The cartoon style was based loosely on the look of Gerald McBoing-Boing, an American cartoon, copies of which had made it to the TCJ studio where the animation work was done. The advertisers warmed to the economy of line and, once colour television came in, the opportunity to go mad with rainbow hues. One history of Japanese advertising even went so far as to proclaim that the Torys commercials were “cartoons that even grown-ups could enjoy.” One would hope so – they were selling whisky!

In later years, TV companies would tout for smaller business by reducing the size (and hence cost) of ad blocks, until by 1962, it was possible to buy advertising space that was only five seconds long. But this short-form craft only encouraged advertisers to search for ever more eye-catching artwork (some of which turned out oddly creepy). Japanese animators found plenty of work to do – advertising work remains the most lucrative and enduring element of Japanese animation, and one that is rarely seen outside its native country. The likes of Kihachiro Kawamoto, the famous stop-motion animator, largely funded their artistic works from the proceeds from advertising jobs.

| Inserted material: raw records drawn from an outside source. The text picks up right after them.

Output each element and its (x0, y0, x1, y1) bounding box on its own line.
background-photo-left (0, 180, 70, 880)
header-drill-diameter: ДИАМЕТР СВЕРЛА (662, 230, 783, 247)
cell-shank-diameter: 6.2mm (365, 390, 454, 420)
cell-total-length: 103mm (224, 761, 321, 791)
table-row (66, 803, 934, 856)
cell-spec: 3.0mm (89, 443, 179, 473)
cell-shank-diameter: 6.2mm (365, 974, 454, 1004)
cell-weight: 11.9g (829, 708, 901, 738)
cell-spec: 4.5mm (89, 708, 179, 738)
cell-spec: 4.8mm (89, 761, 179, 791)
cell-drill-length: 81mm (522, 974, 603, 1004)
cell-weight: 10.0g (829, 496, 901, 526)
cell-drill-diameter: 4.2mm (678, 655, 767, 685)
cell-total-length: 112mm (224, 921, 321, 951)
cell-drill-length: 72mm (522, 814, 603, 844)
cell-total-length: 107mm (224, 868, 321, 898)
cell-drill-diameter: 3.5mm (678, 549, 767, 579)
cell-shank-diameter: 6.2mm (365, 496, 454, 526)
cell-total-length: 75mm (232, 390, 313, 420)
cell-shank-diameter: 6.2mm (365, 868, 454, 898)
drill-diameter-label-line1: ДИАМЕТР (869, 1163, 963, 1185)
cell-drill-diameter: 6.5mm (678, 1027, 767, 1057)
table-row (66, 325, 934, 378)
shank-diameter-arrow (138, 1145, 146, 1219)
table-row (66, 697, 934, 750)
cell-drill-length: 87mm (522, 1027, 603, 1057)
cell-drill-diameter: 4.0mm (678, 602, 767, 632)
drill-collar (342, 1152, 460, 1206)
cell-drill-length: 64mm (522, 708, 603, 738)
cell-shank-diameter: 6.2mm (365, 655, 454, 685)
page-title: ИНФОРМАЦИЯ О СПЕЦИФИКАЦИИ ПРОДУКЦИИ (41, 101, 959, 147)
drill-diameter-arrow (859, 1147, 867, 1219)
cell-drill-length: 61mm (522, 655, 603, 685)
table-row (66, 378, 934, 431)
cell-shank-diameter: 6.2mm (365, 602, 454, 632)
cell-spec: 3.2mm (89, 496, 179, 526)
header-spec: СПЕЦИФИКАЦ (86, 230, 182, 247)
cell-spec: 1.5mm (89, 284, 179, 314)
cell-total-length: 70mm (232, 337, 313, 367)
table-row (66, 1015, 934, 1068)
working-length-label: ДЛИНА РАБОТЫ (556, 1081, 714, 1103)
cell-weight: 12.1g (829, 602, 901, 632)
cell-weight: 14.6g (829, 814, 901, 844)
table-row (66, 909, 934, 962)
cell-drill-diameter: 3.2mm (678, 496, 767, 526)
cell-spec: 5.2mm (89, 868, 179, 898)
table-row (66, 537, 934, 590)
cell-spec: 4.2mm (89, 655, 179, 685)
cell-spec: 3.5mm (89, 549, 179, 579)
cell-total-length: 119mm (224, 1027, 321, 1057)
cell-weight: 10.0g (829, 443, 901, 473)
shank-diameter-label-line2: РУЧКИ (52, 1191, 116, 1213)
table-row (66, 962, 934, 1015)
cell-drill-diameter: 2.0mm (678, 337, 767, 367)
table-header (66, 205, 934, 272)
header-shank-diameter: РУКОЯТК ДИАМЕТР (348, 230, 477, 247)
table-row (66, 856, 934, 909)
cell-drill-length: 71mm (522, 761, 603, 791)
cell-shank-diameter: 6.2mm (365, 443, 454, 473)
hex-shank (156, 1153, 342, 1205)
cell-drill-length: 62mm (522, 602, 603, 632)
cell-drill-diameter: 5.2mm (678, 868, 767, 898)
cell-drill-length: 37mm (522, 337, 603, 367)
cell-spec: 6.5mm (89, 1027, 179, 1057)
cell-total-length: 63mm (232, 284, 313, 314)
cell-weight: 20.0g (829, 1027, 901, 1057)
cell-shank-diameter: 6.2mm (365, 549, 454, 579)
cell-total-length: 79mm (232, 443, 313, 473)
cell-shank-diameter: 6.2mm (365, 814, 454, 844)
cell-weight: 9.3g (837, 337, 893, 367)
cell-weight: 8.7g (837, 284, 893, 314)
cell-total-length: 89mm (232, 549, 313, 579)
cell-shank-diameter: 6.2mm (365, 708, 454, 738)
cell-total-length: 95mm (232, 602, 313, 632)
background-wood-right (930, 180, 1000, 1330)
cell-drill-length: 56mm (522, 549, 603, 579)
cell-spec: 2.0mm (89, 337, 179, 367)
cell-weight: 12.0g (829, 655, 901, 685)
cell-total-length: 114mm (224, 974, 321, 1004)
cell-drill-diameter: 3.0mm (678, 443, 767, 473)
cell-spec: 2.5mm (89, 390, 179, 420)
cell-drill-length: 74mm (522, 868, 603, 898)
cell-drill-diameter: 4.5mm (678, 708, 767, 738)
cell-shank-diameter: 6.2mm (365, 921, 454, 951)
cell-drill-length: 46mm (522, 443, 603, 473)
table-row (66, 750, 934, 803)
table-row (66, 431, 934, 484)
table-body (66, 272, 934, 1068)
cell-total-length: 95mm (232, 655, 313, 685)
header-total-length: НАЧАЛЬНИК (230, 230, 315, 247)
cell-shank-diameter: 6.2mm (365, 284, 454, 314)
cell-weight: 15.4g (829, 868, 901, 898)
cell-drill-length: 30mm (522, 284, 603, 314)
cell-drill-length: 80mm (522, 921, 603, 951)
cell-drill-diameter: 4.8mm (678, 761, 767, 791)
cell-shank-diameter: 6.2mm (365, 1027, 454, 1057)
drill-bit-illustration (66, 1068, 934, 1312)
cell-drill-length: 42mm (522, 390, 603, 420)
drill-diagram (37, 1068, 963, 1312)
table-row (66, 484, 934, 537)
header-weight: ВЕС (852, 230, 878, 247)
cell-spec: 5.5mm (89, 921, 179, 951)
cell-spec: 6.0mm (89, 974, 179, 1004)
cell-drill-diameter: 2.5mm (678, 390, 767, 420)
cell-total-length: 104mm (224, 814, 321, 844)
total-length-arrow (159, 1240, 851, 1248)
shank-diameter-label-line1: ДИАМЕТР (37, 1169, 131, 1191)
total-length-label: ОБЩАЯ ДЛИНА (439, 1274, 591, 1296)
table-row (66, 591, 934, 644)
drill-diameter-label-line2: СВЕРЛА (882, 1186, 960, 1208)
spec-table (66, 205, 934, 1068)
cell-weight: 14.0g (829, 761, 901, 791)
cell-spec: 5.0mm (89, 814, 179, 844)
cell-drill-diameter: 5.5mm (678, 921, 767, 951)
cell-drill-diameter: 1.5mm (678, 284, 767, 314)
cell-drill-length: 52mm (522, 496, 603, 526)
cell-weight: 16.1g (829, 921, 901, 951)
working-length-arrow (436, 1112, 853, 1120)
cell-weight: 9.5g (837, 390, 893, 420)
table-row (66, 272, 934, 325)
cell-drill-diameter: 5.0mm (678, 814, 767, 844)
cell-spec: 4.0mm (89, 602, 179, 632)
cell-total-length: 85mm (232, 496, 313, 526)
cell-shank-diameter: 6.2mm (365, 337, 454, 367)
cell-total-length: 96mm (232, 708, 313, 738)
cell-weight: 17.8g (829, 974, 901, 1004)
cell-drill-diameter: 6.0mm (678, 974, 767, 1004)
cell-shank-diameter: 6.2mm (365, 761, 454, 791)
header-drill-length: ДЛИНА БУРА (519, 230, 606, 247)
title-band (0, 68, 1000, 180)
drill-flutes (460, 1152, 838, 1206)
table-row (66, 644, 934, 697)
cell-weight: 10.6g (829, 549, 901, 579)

So, too, did Yoji Kuri, who is known in avant-garde circles for his festival short films, but in the commercial world as the man who animated dancing drum majorettes to advertise Mitsuka Soap.

Uncle Torys eventually retired in 1971, to be replaced by a live-action celebrity: an old man who made cabinets and mumbled reminiscences about the good old days. But Uncle Torys has cropped up on anniversaries and special occasions in the forty years since, getting gleefully blotto with his big giant head.